The department's U.S. Immigration and Customs Enforcement has already enlisted Harris County and the six adjacent suburban counties in its Criminal Alien Program, allowing jails to report each inmate's immigration status.

The more ambitious parts of the ICE effort are to train local law enforcement in immigration duties and equip county jails with sophisticated technology that would give them access to the ICE fingerprint database.

Harris County is waiting its turn to send deputies for immigration duty training in the 287(g) program, but suburban counties worry about the strain caused by having members of a smaller department absent for the training.

Houston-area counties are among 52 counties under the ICE Houston office, which reports that about 200 illegal immigrants with criminal records are taken into custody every week.

The number of illegal immigrants in suburban county jails varies, from 317 over the course of a year in populous Fort Bend County to less than 10 on any given day in smaller Chambers and Liberty counties.

ICE does not keep numbers for individual counties, but deportations from the 52-county area have risen steadily over the past three years, rising from 4,880 criminal deportations in fiscal 2005 — about 58 percent of all deportations — to 7,100 in fiscal 2007, about 53 percent.
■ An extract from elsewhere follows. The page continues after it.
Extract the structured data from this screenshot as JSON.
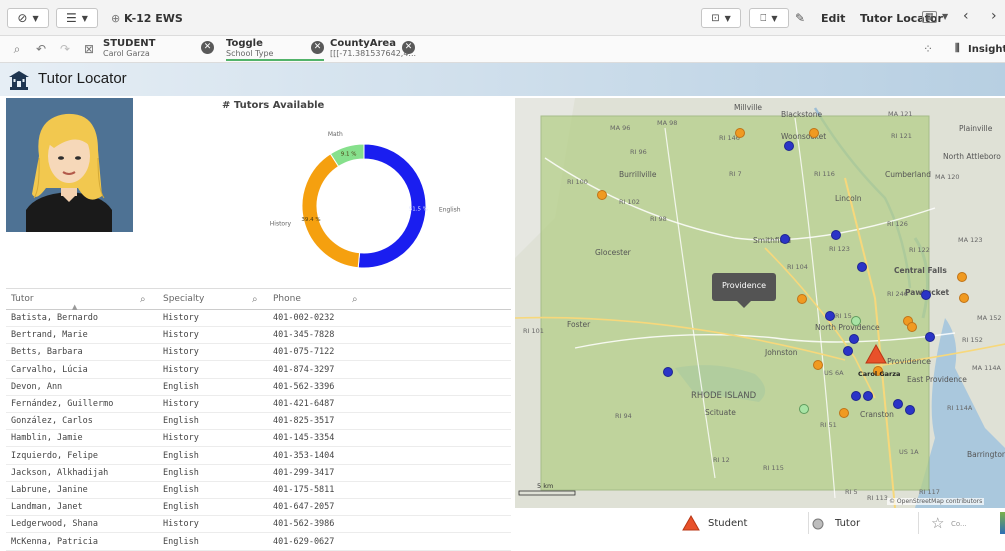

Nationally, deportations of all types have risen from 178,177 in fiscal 2005 to 280,523 in fiscal 2007.

None has applied
Although most area counties are interested in the training, so far none of the suburban counties — Montgomery, Fort Bend, Liberty, Chambers, Brazoria or Galveston — has applied for the program.

"Taking people out of pocket for an extended period of time would be a problem," said Cpl. Hugh Bishop, spokesman for the Liberty County Sheriff's Office.
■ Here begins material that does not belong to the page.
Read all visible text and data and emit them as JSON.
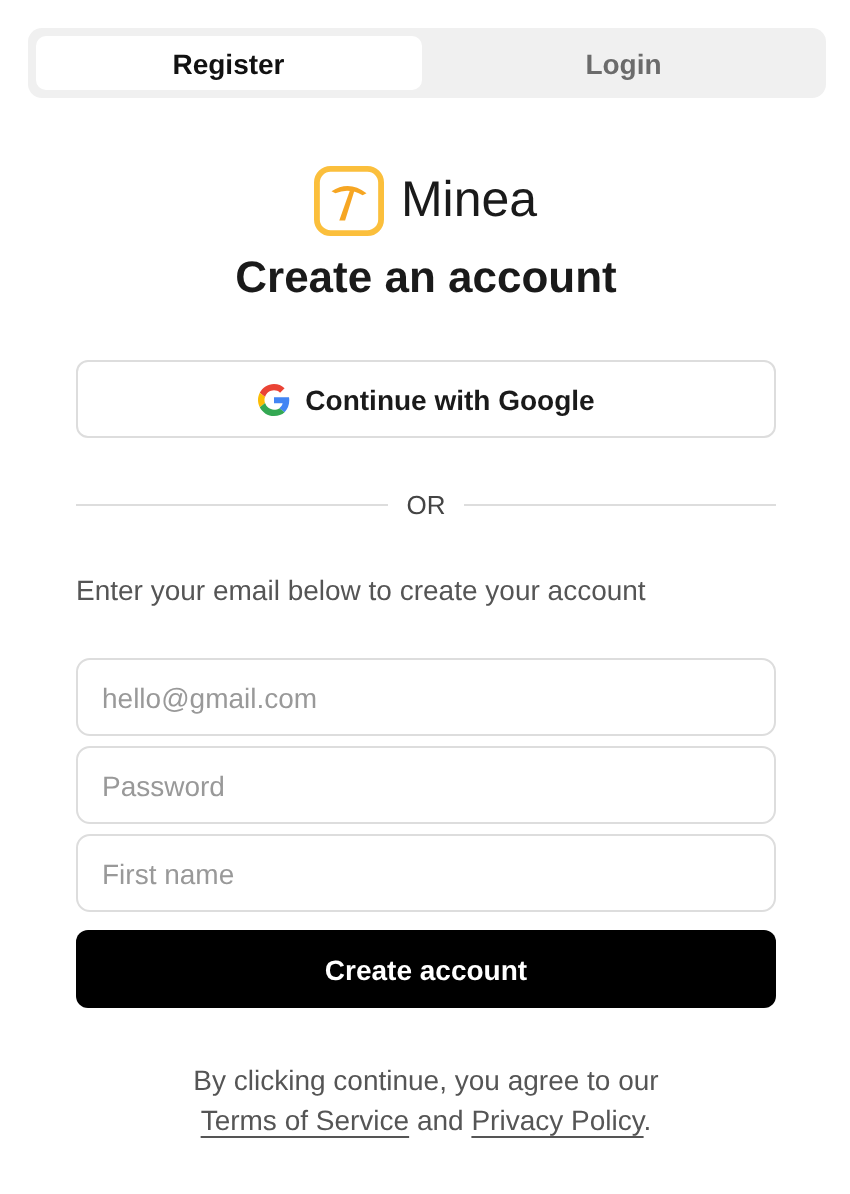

The ICE training takes officers away from their departments for at least a month, ICE spokesman Greg Palmore said. Jailers receive four weeks of training and field officers five weeks, Palmore said.

Bishop said cost is another hurdle to participation. Although ICE pays for the training and provides housing, departments must continue to pay salaries for the absent officers.

Maj. Ray Tuttoilmondo, spokesman for the Galveston County Sheriff's Office, said Galveston deputies already report illegal immigrants whenever they are encountered during the course of a normal arrest, and the department is leery of doing more.

"In terms of us going out and focusing on this, specifically, and doing only this, I think we would be doing the public a disservice," Tuttoilmondo said.

The Fort Bend County Sheriff's Office is eager to send officers for training if it can figure out how to manage with fewer deputies while others are training, said Maj. J.A. Leach.

The ICE project has generated little excitement among sheriffs statewide, said Steve Westbrook, executive director of the Sheriffs' Association of Texas. Westbrook said his informal survey found that many sheriffs are too concerned with understaffed departments and overcrowded jails.

ICE officers regularly visit suburban county jails to review and identify any new inmates who might be illegal immigrants. Leach said if ICE officers discover an inmate whose legal status is in question, a "hold for ICE" notation is placed on his file.